Van Epps, who served as Tennessee’s commissioner of general services under Gov. Bill Lee, leaned hard into his military credentials and Trump’s backing. In an October interview, he laid out his pitch plainly: campaigning on “security, opportunity and prosperity” and vowing to “pick up the ball and run with it” on border security, a nod to Green’s time leading the House Homeland Security Committee.
Endorsements rolled in from Trump, Green, and state heavyweights like Rep. Diana Harshbarger, whose district neighbors the 7th. Harshbarger, a vocal Trump ally, joined the chorus urging conservatives to show up, especially after Trump’s recent pardon of her husband in a long-ago health care fraud case—a move that drew whispers of favoritism but solidified GOP loyalty in Tennessee.

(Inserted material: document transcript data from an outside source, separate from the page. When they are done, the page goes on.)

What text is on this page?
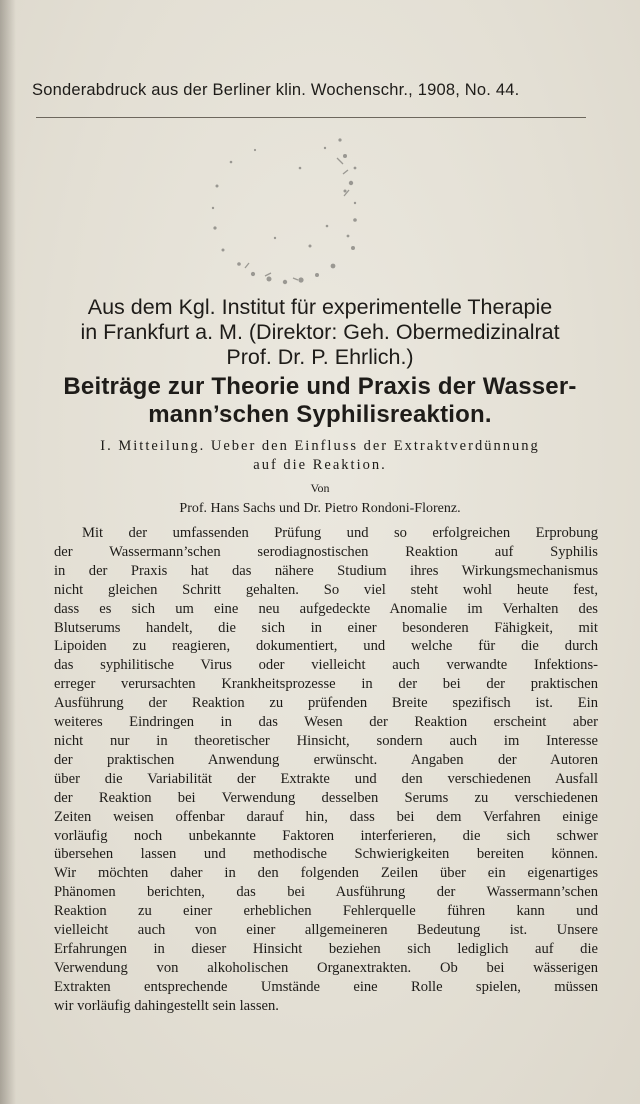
Sonderabdruck aus der Berliner klin. Wochenschr., 1908, No. 44.
Aus dem Kgl. Institut für experimentelle Therapie
in Frankfurt a. M. (Direktor: Geh. Obermedizinalrat
Prof. Dr. P. Ehrlich.)
Beiträge zur Theorie und Praxis der Wasser-
mann’schen Syphilisreaktion.
I. Mitteilung. Ueber den Einfluss der Extraktverdünnung
auf die Reaktion.
Von
Prof. Hans Sachs und Dr. Pietro Rondoni-Florenz.
Mit der umfassenden Prüfung und so erfolgreichen Erprobung
der Wassermann’schen serodiagnostischen Reaktion auf Syphilis
in der Praxis hat das nähere Studium ihres Wirkungsmechanismus
nicht gleichen Schritt gehalten. So viel steht wohl heute fest,
dass es sich um eine neu aufgedeckte Anomalie im Verhalten des
Blutserums handelt, die sich in einer besonderen Fähigkeit, mit
Lipoiden zu reagieren, dokumentiert, und welche für die durch
das syphilitische Virus oder vielleicht auch verwandte Infektions-
erreger verursachten Krankheitsprozesse in der bei der praktischen
Ausführung der Reaktion zu prüfenden Breite spezifisch ist. Ein
weiteres Eindringen in das Wesen der Reaktion erscheint aber
nicht nur in theoretischer Hinsicht, sondern auch im Interesse
der praktischen Anwendung erwünscht. Angaben der Autoren
über die Variabilität der Extrakte und den verschiedenen Ausfall
der Reaktion bei Verwendung desselben Serums zu verschiedenen
Zeiten weisen offenbar darauf hin, dass bei dem Verfahren einige
vorläufig noch unbekannte Faktoren interferieren, die sich schwer
übersehen lassen und methodische Schwierigkeiten bereiten können.
Wir möchten daher in den folgenden Zeilen über ein eigenartiges
Phänomen berichten, das bei Ausführung der Wassermann’schen
Reaktion zu einer erheblichen Fehlerquelle führen kann und
vielleicht auch von einer allgemeineren Bedeutung ist. Unsere
Erfahrungen in dieser Hinsicht beziehen sich lediglich auf die
Verwendung von alkoholischen Organextrakten. Ob bei wässerigen
Extrakten entsprechende Umstände eine Rolle spielen, müssen
wir vorläufig dahingestellt sein lassen.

For Behn, the loss stings in a district where Democrats have made inroads before. She’s built a profile as a progressive organizer, drawing comparisons to Rep. Alexandria Ocasio-Cortez and pulling in old Democrats like Kamala Harris and Al Gore to her events. Yet her old podcast remarks—saying she “hates this city” about Nashville, the very place she now represents—gave opponents endless ammo.
Republicans painted her opposition to releasing Jeffrey Epstein files as suspicious, especially after Trump signed the transparency bill into law on November 21. Was Behn shielding powerful interests, or just toeing a party line? The ads let voters decide, and they leaned toward doubt.
This result offers a mixed signal for Republicans heading into 2026. Holding a safe seat by single digits shows the party’s base remains fired up, but it also exposes cracks. Trump’s direct involvement—phoning into rallies and breaking a social media silence to rally the faithful—kept the race from slipping away. Still, with the House majority hanging by a thread, Speaker Johnson can’t afford many more nail-biters like this.
Van Epps, sworn in soon, has his eye on the Armed Services Committee, where his combat experience as a helicopter pilot could prove useful amid ongoing border and global tensions.
Tennessee’s 7th District delivered what it usually does: a win for the home team. But the close call serves as a reminder that even deep-red ground needs tending, especially when outside money and national narratives turn a quiet special into something bigger. Van Epps takes the oath knowing the work ahead—lowering costs, securing borders, and keeping faith with voters who braved the rain to cast their lot with him.